Our Goal...
According to wikipedia, Parkinson’s disease (or simply Parkinson’s) is a long-term degenerative disorder of the central nervous system that mainly affects the motor system. Given that Parkinson’s is long-term, the symptoms take a very long time to fully develop. For that reason, it is necessary to diagnose early so that specialists have a better chance of treating Parkinson’s at its earliest stages. However, unfortunately, we do not currently have a specific test to diagnose Parkinson’s. Specialists have to examine a patient's medical history and then the specialist would suggest a neurological examination to determine the correct diagnosis. None of these would ultimately yield a “yes” or “no” answer to whether or not a patient has Parkinson’s but instead, the providers would recommend regular follow-ups to evaluate symptoms as time goes on.

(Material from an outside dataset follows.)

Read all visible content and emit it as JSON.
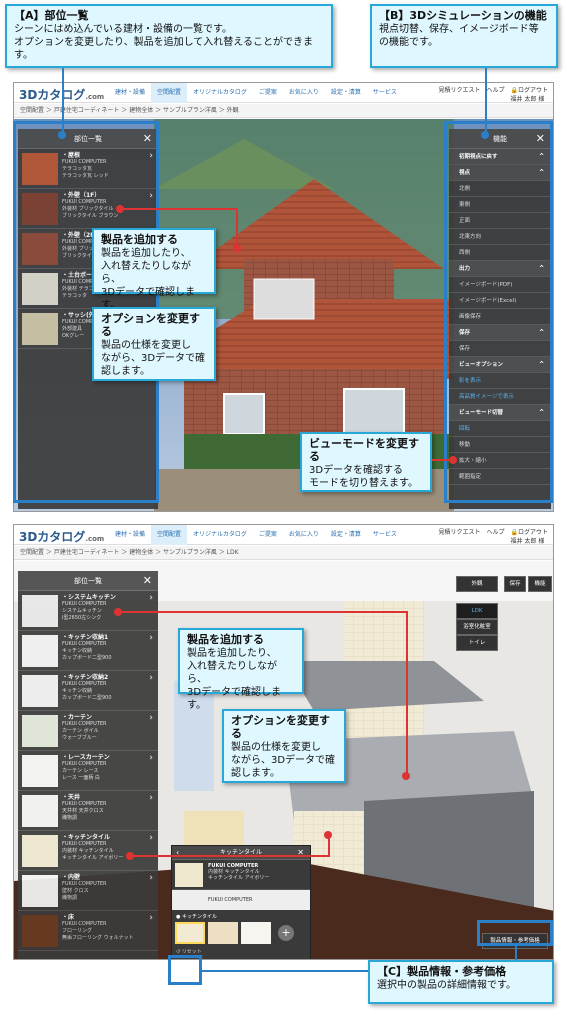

Currently, parktest is a framework that helps in detecting Parkinson’s symptoms by performing some neurological tests. The goal of this platform is to ensure that anyone from anywhere in the world gets an early diagnosis in case they show symptoms of Parkinson’s. We plan to add on to the park test framework by improving the data collection framework and adding new features that would ultimately help in detecting Parkinson’s symptoms.

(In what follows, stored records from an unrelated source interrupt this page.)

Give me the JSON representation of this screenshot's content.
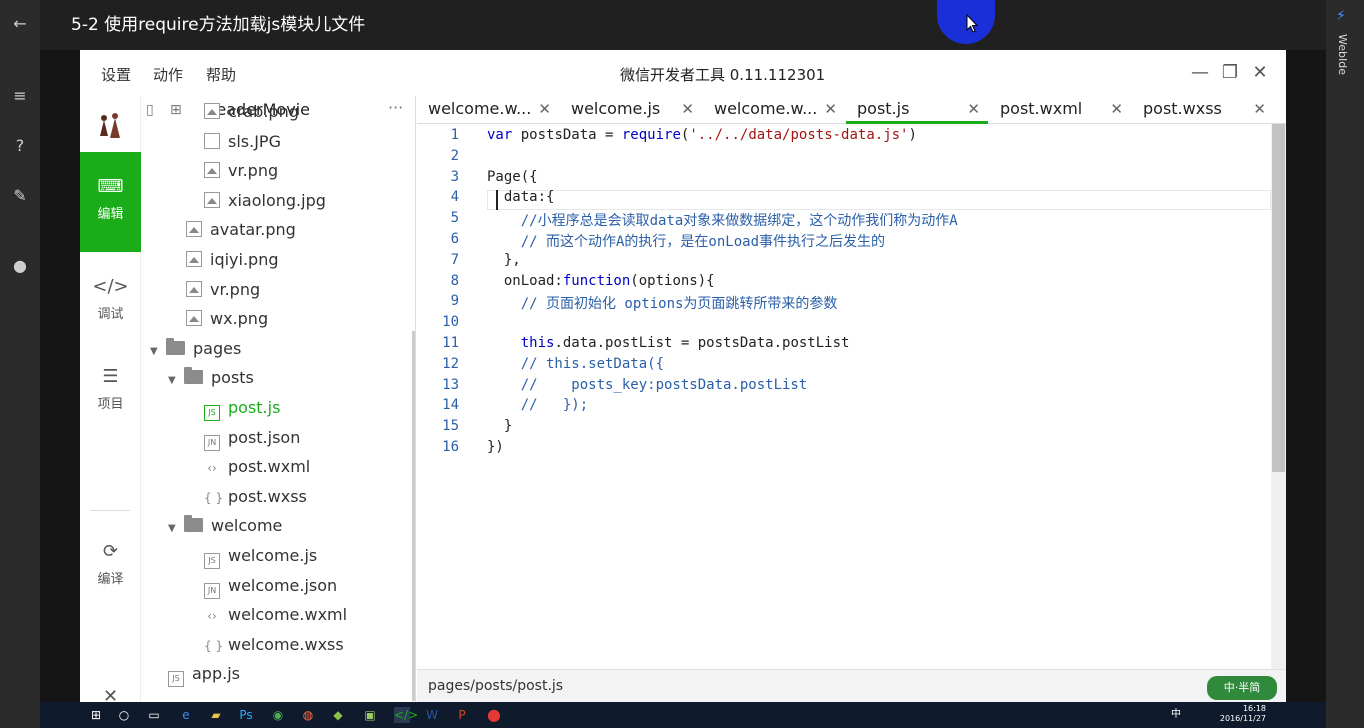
{
  "video_title": "5-2 使用require方法加载js模块儿文件",
  "player": {
    "side_label": "WebIde"
  },
  "window": {
    "title": "微信开发者工具 0.11.112301",
    "menu": [
      "设置",
      "动作",
      "帮助"
    ]
  },
  "leftbar": {
    "items": [
      "编辑",
      "调试",
      "项目",
      "编译",
      "关闭"
    ]
  },
  "filetree": {
    "project": "ReaderMovie",
    "nodes": [
      {
        "label": "crab.png",
        "kind": "img",
        "depth": 3
      },
      {
        "label": "sls.JPG",
        "kind": "file",
        "depth": 3
      },
      {
        "label": "vr.png",
        "kind": "img",
        "depth": 3
      },
      {
        "label": "xiaolong.jpg",
        "kind": "img",
        "depth": 3
      },
      {
        "label": "avatar.png",
        "kind": "img",
        "depth": 2
      },
      {
        "label": "iqiyi.png",
        "kind": "img",
        "depth": 2
      },
      {
        "label": "vr.png",
        "kind": "img",
        "depth": 2
      },
      {
        "label": "wx.png",
        "kind": "img",
        "depth": 2
      },
      {
        "label": "pages",
        "kind": "folder",
        "depth": 1
      },
      {
        "label": "posts",
        "kind": "folder",
        "depth": 2
      },
      {
        "label": "post.js",
        "kind": "js",
        "depth": 3,
        "selected": true
      },
      {
        "label": "post.json",
        "kind": "json",
        "depth": 3
      },
      {
        "label": "post.wxml",
        "kind": "wxml",
        "depth": 3
      },
      {
        "label": "post.wxss",
        "kind": "wxss",
        "depth": 3
      },
      {
        "label": "welcome",
        "kind": "folder",
        "depth": 2
      },
      {
        "label": "welcome.js",
        "kind": "js",
        "depth": 3
      },
      {
        "label": "welcome.json",
        "kind": "json",
        "depth": 3
      },
      {
        "label": "welcome.wxml",
        "kind": "wxml",
        "depth": 3
      },
      {
        "label": "welcome.wxss",
        "kind": "wxss",
        "depth": 3
      },
      {
        "label": "app.js",
        "kind": "js",
        "depth": 1
      }
    ]
  },
  "tabs": [
    {
      "label": "welcome.w...",
      "active": false
    },
    {
      "label": "welcome.js",
      "active": false
    },
    {
      "label": "welcome.w...",
      "active": false
    },
    {
      "label": "post.js",
      "active": true
    },
    {
      "label": "post.wxml",
      "active": false
    },
    {
      "label": "post.wxss",
      "active": false
    }
  ],
  "editor": {
    "lines": [
      "var postsData = require('../../data/posts-data.js')",
      "",
      "Page({",
      "  data:{",
      "    //小程序总是会读取data对象来做数据绑定，这个动作我们称为动作A",
      "    // 而这个动作A的执行，是在onLoad事件执行之后发生的",
      "  },",
      "  onLoad:function(options){",
      "    // 页面初始化 options为页面跳转所带来的参数",
      "",
      "    this.data.postList = postsData.postList",
      "    // this.setData({",
      "    //    posts_key:postsData.postList",
      "    //   });",
      "  }",
      "})"
    ]
  },
  "status": {
    "path": "pages/posts/post.js"
  },
  "watermark": "中·半简",
  "taskbar": {
    "time": "16:18",
    "date": "2016/11/27",
    "ime": "中"
  }
}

The goal of this project is to use Machine Learning to analyze videos recorded by the park test framework in terms of their quality (making sure the videos are not blurry) and their background. This is supposed to boost data collection since we will have well-recorded data which would be more useful for improving the general state-of-art of the framework.
Since providing real-time feedback may be difficult, users will start the test and then the entire video will be recorded and then analyzed with machine learning techniques. After this, feedback will be sent to the users about the quality of the video and results of the diagnosis (symptoms) based on this video. Users who had poor quality videos will be encouraged to complete the video again to make sure that the results are more accurate.